This weekend it has finally started to feel like Fall and I am ALL about it. Pumpkin and apple flavors, mums on the front porch, sweaters on walks–yes, please! I love the coziness that this season brings; hot comfort food on the stove, warm cookies in the oven, and fall scented candles at night are a few of my favorite things. And this recipe right here is a Fall staple for us. Pumpkin Snickerdoodle cookies–they are easy to make, delicious and have just a hint of pumpkin. I highly encourage you to bake some soon and maybe even a couple extra for the neighbors! Y’all are going to love them.

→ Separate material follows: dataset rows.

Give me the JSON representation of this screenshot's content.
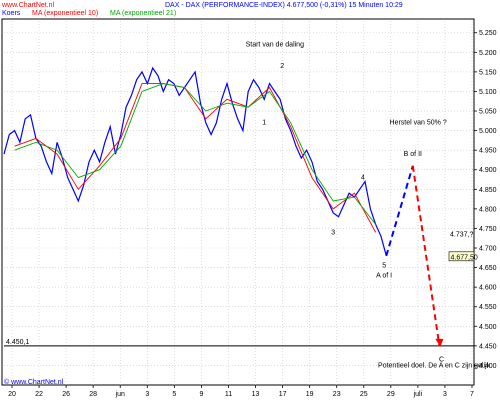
{
  "header": {
    "site": "www.ChartNet.nl",
    "title": "DAX - DAX (PERFORMANCE-INDEX)   4.677,500 (-0,31%)   15 Minuten  10:29",
    "legend": [
      {
        "label": "Koers",
        "color": "#0000ff"
      },
      {
        "label": "MA (exponentieel 10)",
        "color": "#ff0000"
      },
      {
        "label": "MA (exponentieel 21)",
        "color": "#00aa00"
      }
    ]
  },
  "footer": {
    "copyright": "© www.ChartNet.nl"
  },
  "colors": {
    "price": "#0000ff",
    "ma10": "#ff0000",
    "ma21": "#00aa00",
    "projection_up": "#0000ff",
    "projection_down": "#ff0000",
    "grid": "#c8c8c8",
    "background": "#ffffff",
    "last_price_box": "#ffffcc"
  },
  "chart_data": {
    "type": "line",
    "title": "DAX - DAX (PERFORMANCE-INDEX)",
    "xlabel": "",
    "ylabel": "",
    "ylim": [
      4350,
      5280
    ],
    "yticks": [
      4400,
      4450,
      4500,
      4550,
      4600,
      4650,
      4700,
      4750,
      4800,
      4850,
      4900,
      4950,
      5000,
      5050,
      5100,
      5150,
      5200,
      5250
    ],
    "ytick_labels": [
      "4.400",
      "4.450",
      "4.500",
      "4.550",
      "4.600",
      "4.650",
      "4.700",
      "4.750",
      "4.800",
      "4.850",
      "4.900",
      "4.950",
      "5.000",
      "5.050",
      "5.100",
      "5.150",
      "5.200",
      "5.250"
    ],
    "xlim": [
      0,
      42
    ],
    "xticks": [
      0,
      3,
      6,
      9,
      12,
      15,
      18,
      21,
      24,
      27,
      30,
      33,
      36,
      39,
      42
    ],
    "xtick_labels": [
      "20",
      "22",
      "26",
      "28",
      "jun",
      "3",
      "5",
      "9",
      "11",
      "13",
      "17",
      "19",
      "23",
      "25",
      "29"
    ],
    "xtick_labels_tail": [
      "juli",
      "3",
      "7"
    ],
    "grid": true,
    "series": [
      {
        "name": "Koers",
        "x": [
          0,
          0.5,
          1,
          1.5,
          2,
          2.5,
          3,
          3.5,
          4,
          4.5,
          5,
          5.5,
          6,
          6.5,
          7,
          7.5,
          8,
          8.5,
          9,
          9.5,
          10,
          10.5,
          11,
          11.5,
          12,
          12.5,
          13,
          13.5,
          14,
          14.5,
          15,
          15.5,
          16,
          16.5,
          17,
          17.5,
          18,
          18.5,
          19,
          19.5,
          20,
          20.5,
          21,
          21.5,
          22,
          22.5,
          23,
          23.5,
          24,
          24.5,
          25,
          25.5,
          26,
          26.5,
          27,
          27.5,
          28,
          28.5,
          29,
          29.5,
          30,
          30.5,
          31,
          31.5,
          32,
          32.5,
          33,
          33.5,
          34,
          34.5,
          35,
          35.5,
          36
        ],
        "values": [
          4940,
          4990,
          5000,
          4970,
          5030,
          5040,
          4980,
          4960,
          4920,
          4890,
          4970,
          4930,
          4880,
          4850,
          4820,
          4860,
          4920,
          4950,
          4920,
          4970,
          5010,
          4940,
          4990,
          5060,
          5090,
          5130,
          5150,
          5120,
          5160,
          5140,
          5100,
          5130,
          5120,
          5090,
          5110,
          5130,
          5150,
          5070,
          5020,
          4990,
          5020,
          5080,
          5120,
          5070,
          5030,
          5000,
          5100,
          5130,
          5110,
          5080,
          5120,
          5100,
          5080,
          5030,
          5000,
          4960,
          4930,
          4950,
          4920,
          4870,
          4850,
          4820,
          4790,
          4780,
          4810,
          4840,
          4830,
          4850,
          4870,
          4800,
          4760,
          4730,
          4680
        ]
      },
      {
        "name": "MA (exponentieel 10)",
        "x": [
          1,
          3,
          5,
          7,
          9,
          11,
          13,
          15,
          17,
          19,
          21,
          23,
          25,
          27,
          29,
          31,
          33,
          35
        ],
        "values": [
          4960,
          4980,
          4940,
          4850,
          4910,
          4980,
          5120,
          5120,
          5110,
          5030,
          5080,
          5060,
          5110,
          5010,
          4880,
          4800,
          4840,
          4740
        ]
      },
      {
        "name": "MA (exponentieel 21)",
        "x": [
          1,
          3,
          5,
          7,
          9,
          11,
          13,
          15,
          17,
          19,
          21,
          23,
          25,
          27,
          29,
          31,
          33,
          35
        ],
        "values": [
          4950,
          4970,
          4950,
          4880,
          4900,
          4960,
          5100,
          5120,
          5110,
          5050,
          5070,
          5060,
          5100,
          5020,
          4900,
          4820,
          4830,
          4760
        ]
      }
    ],
    "projections": [
      {
        "from": [
          36,
          4680
        ],
        "to": [
          38.5,
          4910
        ],
        "style": "dashed",
        "color": "#0000ff"
      },
      {
        "from": [
          38.5,
          4910
        ],
        "to": [
          41,
          4450
        ],
        "style": "dashed",
        "color": "#ff0000"
      }
    ],
    "hline": {
      "value": 4450,
      "label": "4.450,1"
    },
    "last_price": {
      "label": "4.677,50",
      "value": 4677.5
    },
    "secondary_price": {
      "label": "4.737,?",
      "value": 4736
    },
    "annotations": [
      {
        "text": "Start van de daling",
        "x": 25.5,
        "y": 5215
      },
      {
        "text": "2",
        "x": 26.2,
        "y": 5160
      },
      {
        "text": "1",
        "x": 24.5,
        "y": 5015
      },
      {
        "text": "Herstel van 50% ?",
        "x": 39,
        "y": 5015
      },
      {
        "text": "B of II",
        "x": 38.5,
        "y": 4935
      },
      {
        "text": "4",
        "x": 33.8,
        "y": 4875
      },
      {
        "text": "3",
        "x": 31,
        "y": 4735
      },
      {
        "text": "5",
        "x": 35.8,
        "y": 4650
      },
      {
        "text": "A of I",
        "x": 35.8,
        "y": 4625
      },
      {
        "text": "C",
        "x": 41.2,
        "y": 4410
      },
      {
        "text": "Potentieel doel. De A en C zijn gelijk",
        "x": 40.5,
        "y": 4395
      }
    ]
  }
}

Pumpkin Snickerdoodle Cookies
Cinnamon Sugar Cookies with a hint of Pumpkin and Fall Spice
Ingredients
- 1/2 cup butter melted
- 3/4 cup granulated sugar
- 1/4 cup brown sugar
- 1 tsp vanilla extract
- 1/4 cup pumpkin puree
- 1 tsp cinnamon
- 2 tsps pumpkin pie spice
- 2 tsps cornstarch
- 1 tsp baking soda
- 2 cups flour
For rolling the cookies
- 1/2 cup sugar
- 3 tsps cinnamon
Instructions
- In a bowl, mix together the melted butter, granulated sugar and brown sugar.

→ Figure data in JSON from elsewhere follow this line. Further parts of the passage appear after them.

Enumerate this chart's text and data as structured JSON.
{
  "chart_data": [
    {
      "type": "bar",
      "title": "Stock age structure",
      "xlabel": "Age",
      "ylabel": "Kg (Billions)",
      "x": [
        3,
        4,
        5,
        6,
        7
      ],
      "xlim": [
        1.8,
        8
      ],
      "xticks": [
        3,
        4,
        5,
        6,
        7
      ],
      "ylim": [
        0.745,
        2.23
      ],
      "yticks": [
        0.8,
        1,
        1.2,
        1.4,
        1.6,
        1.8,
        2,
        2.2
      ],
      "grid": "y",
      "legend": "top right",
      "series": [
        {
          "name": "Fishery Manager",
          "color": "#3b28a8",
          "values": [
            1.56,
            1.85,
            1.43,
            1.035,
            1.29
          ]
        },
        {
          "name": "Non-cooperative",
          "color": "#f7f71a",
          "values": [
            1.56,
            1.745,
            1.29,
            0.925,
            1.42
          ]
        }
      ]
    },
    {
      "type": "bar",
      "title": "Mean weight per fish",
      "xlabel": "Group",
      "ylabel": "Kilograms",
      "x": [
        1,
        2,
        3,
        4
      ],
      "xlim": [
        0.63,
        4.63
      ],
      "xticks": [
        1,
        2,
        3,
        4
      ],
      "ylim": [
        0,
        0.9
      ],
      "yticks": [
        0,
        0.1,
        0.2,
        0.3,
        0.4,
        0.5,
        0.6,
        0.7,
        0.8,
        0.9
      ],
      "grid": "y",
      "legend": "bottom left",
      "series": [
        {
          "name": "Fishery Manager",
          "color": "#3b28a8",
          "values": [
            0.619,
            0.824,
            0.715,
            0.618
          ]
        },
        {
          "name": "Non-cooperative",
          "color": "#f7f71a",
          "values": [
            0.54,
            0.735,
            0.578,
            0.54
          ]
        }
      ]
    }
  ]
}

- Add in the vanilla and pumpkin puree. Stir to combine.
- Then add in the cinnamon, pumpkin pie spice, cornstarch, baking soda and flour. Stir until dough forms.
- Cover the dough and refridgerate for at least 2 hours before baking (must do this because of the melted butter!).
- Preheat the oven to 350 F and while oven heats, mix together the 1/2 cup sugar and 3 tsps cinnamon for rolling cookies. Scoop your cookie dough into 1 inch balls and roll each into the cinnamon sugar before placing on a baking tray.
- Bake for 8-10 minutes in the oven once preheated.